For the first time, documents appear to show Attorney General Eric Holder was made aware of the Operation Fast and Furious earlier than he claimed -- up to nine months earlier.
The documents seem to contradict what Holder told a House Judiciary Committee on May 3, when he said he could not recall the exact date, but he'd "probably heard about Fast and Furious for the first time over the last few weeks."
However, in a July 2010 memo, Michael Walther, director of the National Drug Intelligence Center, told Holder straw buyers in the Operation Fast and Furious case "are responsible for the purchase of 1,500 firearms that were then supplied to the Mexican drug trafficking cartels."
Also, on Oct.18, 2010, one of Holder's chief deputies, Lanny Breuer, chief of the department's Criminal Division, told Holder in a memo that prosecutors were ready to issue indictments in Operation Fast and Furious.
Documents also show, contrary to earlier reports, the Justice Department was aware that ATF agents under the department's direction were involved in the controversial practice known as "gun walking" -- allowing illicit gun sales to proceed to track the traffickers to higher-ups. The department has said it did not allow guns to "walk."
When agents "let guns walk," they stop surveillance and allow criminals to transfer weapons to others. In this case, that meant allowing the guns to cross the border into Mexico. It is a highly controversial practice agents typically are taught not to do.
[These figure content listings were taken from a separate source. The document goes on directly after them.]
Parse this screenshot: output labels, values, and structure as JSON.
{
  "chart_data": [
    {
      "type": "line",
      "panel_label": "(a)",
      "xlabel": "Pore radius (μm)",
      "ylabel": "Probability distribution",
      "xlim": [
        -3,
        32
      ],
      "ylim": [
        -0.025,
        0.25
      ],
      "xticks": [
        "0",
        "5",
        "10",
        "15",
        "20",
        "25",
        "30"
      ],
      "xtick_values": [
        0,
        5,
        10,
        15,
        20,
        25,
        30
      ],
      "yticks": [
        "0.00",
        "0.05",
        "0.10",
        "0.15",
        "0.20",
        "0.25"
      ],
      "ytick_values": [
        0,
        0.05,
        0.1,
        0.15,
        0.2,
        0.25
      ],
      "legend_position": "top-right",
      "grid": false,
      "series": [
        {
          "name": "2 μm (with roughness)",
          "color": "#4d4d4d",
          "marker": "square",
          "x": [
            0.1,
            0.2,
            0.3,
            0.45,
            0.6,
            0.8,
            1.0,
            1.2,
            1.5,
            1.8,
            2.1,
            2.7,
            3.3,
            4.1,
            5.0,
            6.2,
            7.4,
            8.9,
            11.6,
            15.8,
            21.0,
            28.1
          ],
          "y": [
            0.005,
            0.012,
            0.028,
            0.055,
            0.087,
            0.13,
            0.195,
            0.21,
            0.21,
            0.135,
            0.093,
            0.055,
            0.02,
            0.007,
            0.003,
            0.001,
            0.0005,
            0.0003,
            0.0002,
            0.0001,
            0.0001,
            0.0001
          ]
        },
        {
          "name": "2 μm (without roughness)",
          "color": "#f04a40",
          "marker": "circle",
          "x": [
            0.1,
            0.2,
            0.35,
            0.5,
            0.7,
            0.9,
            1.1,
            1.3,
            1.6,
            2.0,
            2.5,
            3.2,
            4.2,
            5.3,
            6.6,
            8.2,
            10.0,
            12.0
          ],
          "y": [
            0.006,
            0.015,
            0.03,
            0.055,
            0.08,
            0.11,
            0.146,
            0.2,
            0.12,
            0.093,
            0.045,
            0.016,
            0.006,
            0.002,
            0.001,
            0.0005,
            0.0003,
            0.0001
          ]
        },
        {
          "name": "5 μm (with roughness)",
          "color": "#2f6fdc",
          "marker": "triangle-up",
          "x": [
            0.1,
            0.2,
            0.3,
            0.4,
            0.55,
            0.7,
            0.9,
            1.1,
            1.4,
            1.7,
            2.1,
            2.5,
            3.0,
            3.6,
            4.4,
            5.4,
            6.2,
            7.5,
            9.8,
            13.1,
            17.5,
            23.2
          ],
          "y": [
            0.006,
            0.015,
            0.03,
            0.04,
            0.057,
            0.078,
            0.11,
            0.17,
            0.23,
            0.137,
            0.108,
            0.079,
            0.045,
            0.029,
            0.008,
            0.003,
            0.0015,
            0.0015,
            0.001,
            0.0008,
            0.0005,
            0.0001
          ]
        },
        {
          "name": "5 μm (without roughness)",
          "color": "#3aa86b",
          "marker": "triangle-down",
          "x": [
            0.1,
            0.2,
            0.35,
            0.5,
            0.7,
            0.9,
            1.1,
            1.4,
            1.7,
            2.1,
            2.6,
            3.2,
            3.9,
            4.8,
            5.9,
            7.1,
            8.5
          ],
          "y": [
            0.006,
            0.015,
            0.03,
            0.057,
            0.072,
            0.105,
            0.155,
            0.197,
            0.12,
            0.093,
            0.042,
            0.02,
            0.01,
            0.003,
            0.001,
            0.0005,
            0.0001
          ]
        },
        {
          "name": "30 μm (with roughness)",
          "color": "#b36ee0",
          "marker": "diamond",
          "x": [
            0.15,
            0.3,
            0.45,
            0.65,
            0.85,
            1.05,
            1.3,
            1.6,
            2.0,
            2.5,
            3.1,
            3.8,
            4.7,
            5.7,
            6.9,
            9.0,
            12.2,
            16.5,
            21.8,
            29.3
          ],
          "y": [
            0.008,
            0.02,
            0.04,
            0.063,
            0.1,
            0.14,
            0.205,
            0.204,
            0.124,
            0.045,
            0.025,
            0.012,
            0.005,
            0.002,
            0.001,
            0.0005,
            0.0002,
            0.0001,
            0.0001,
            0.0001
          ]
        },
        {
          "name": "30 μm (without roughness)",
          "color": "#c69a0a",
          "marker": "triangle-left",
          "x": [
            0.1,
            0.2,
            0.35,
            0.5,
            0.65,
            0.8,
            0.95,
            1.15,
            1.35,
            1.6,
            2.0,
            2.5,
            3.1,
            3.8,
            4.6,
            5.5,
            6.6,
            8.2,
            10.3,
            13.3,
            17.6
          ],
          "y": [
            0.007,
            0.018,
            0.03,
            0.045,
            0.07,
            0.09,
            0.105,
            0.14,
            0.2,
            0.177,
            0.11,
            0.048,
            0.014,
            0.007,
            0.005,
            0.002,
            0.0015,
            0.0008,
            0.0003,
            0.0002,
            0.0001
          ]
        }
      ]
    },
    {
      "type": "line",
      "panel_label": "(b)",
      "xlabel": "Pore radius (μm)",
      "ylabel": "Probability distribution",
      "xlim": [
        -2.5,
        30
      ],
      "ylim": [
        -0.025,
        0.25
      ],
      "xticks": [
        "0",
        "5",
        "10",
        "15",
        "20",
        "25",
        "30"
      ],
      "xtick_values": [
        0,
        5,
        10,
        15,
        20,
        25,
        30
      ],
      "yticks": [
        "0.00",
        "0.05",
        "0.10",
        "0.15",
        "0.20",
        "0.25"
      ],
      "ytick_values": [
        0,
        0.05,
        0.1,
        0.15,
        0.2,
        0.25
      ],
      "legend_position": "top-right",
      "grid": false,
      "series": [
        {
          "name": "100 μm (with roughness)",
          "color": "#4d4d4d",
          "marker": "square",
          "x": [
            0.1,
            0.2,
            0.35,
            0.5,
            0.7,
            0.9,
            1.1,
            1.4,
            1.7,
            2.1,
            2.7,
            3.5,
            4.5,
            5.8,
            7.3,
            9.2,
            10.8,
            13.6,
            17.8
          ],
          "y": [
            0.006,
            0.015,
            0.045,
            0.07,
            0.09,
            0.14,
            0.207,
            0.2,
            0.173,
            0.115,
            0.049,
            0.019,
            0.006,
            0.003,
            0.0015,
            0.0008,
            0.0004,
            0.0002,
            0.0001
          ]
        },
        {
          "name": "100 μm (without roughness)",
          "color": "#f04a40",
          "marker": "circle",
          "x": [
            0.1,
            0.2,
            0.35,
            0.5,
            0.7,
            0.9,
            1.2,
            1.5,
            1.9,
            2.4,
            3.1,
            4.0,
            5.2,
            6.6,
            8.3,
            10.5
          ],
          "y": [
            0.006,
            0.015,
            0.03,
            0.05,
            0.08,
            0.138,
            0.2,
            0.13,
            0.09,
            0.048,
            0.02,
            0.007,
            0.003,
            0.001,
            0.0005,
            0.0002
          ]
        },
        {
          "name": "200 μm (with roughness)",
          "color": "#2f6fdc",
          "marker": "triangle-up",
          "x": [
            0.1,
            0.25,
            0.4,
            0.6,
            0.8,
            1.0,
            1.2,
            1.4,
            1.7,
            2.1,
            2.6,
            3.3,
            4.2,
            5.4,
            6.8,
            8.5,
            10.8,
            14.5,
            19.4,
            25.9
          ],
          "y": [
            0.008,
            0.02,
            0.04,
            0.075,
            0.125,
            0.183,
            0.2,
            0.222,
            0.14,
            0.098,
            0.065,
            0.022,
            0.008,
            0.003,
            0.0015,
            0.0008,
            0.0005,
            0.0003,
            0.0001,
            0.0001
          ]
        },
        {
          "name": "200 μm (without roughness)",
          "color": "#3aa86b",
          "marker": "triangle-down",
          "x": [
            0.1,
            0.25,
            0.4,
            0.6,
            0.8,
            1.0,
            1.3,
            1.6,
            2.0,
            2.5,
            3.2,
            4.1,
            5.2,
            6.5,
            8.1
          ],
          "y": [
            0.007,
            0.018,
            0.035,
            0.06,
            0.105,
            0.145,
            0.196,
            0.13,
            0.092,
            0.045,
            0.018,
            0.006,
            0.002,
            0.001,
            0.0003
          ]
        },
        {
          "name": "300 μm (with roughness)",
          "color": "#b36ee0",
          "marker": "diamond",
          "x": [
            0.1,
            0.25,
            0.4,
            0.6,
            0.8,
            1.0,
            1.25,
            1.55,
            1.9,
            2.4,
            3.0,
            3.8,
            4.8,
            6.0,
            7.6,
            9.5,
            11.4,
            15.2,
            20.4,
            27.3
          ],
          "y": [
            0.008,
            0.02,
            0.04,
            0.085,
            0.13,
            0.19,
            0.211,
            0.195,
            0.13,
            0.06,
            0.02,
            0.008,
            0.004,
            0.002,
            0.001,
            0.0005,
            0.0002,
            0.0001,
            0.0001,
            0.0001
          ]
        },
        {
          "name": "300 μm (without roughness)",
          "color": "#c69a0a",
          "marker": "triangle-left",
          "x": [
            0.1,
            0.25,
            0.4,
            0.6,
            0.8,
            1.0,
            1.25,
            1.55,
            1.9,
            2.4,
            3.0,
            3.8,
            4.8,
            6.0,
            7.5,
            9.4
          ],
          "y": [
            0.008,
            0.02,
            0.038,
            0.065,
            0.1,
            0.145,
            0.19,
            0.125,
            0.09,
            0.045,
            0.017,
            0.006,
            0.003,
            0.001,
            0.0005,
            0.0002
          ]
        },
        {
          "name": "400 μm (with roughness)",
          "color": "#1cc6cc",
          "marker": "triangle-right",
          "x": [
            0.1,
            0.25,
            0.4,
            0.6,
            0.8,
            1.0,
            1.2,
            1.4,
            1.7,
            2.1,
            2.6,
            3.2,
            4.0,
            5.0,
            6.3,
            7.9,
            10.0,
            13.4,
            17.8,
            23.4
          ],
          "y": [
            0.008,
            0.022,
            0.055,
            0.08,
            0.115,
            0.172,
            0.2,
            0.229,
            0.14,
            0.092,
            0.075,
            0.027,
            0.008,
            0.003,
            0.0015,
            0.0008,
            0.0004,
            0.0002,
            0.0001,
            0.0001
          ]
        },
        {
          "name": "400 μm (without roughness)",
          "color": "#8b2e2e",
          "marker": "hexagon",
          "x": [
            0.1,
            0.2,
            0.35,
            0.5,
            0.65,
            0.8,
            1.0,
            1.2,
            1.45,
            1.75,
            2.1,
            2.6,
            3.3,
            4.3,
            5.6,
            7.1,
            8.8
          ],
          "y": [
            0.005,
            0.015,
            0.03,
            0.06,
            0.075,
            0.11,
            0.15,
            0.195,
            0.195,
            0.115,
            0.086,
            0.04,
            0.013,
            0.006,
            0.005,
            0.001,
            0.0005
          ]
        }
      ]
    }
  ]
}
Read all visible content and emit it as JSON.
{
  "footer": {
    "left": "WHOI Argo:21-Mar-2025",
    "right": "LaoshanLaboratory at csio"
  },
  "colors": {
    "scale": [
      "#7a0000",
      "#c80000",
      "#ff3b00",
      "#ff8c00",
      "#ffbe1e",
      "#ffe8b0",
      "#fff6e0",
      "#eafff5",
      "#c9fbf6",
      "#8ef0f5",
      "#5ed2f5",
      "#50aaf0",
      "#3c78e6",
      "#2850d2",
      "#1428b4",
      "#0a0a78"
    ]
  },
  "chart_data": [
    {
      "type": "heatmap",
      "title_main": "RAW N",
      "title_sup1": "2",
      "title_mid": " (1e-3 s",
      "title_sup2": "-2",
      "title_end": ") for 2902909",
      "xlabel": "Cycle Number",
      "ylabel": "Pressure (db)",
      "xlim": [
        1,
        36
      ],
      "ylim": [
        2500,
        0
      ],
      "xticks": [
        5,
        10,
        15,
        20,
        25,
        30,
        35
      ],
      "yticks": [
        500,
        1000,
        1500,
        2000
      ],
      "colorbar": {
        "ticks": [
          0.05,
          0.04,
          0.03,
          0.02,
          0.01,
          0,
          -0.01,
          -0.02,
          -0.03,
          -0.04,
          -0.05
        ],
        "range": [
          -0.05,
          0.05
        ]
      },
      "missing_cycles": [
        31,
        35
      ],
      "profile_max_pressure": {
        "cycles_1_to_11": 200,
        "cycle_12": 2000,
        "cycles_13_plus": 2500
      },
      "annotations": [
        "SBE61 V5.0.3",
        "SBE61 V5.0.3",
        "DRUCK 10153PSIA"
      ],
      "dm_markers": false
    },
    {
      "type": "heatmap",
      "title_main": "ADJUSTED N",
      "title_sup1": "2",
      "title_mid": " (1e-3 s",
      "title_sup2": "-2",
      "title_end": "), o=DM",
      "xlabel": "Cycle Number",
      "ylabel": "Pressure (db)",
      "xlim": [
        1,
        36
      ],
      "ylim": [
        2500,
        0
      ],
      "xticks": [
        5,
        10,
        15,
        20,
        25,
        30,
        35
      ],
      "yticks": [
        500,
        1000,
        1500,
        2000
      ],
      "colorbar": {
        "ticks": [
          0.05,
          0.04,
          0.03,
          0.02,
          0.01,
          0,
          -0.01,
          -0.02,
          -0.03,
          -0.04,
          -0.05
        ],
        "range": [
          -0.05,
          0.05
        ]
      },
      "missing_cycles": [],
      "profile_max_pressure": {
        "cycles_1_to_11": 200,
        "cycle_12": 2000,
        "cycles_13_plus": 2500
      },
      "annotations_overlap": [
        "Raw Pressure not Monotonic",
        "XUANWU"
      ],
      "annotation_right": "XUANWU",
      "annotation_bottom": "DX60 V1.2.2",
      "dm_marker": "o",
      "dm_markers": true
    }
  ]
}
However, in an Oct. 17, 2010 memo, Deputy Attorney General Jason Weinstein asks another attorney in the Criminal Division if Breuer should do a press conference when Fast and Furious is announced, but says, "It's a tricky case, given the number of guns that have walked."
His associate, James Trusty writes back, "It's not going to be any big surprise that a bunch of US guns are being used in MX (Mexico), so I’m not sure how much grief we'll get for 'gun walking.'"
Until now, there's been an attempt to portray Operation Fast and Furious as a rogue operation by ATF agents in Phoenix and the Arizona U.S. Attorney's Office. But insiders claim these documents show the Department of Justice in Washington was intimately aware of the case almost from the beginning.
In response to the documents released Monday, the Justice Department said Holder's response referred to when he first learned of the "troubling tactics" of the program, not the name of it. A department spokesman also says that the "gun walking" referred to in the October 2010 email exchange is about another case initiated before Operation Fast and Furious.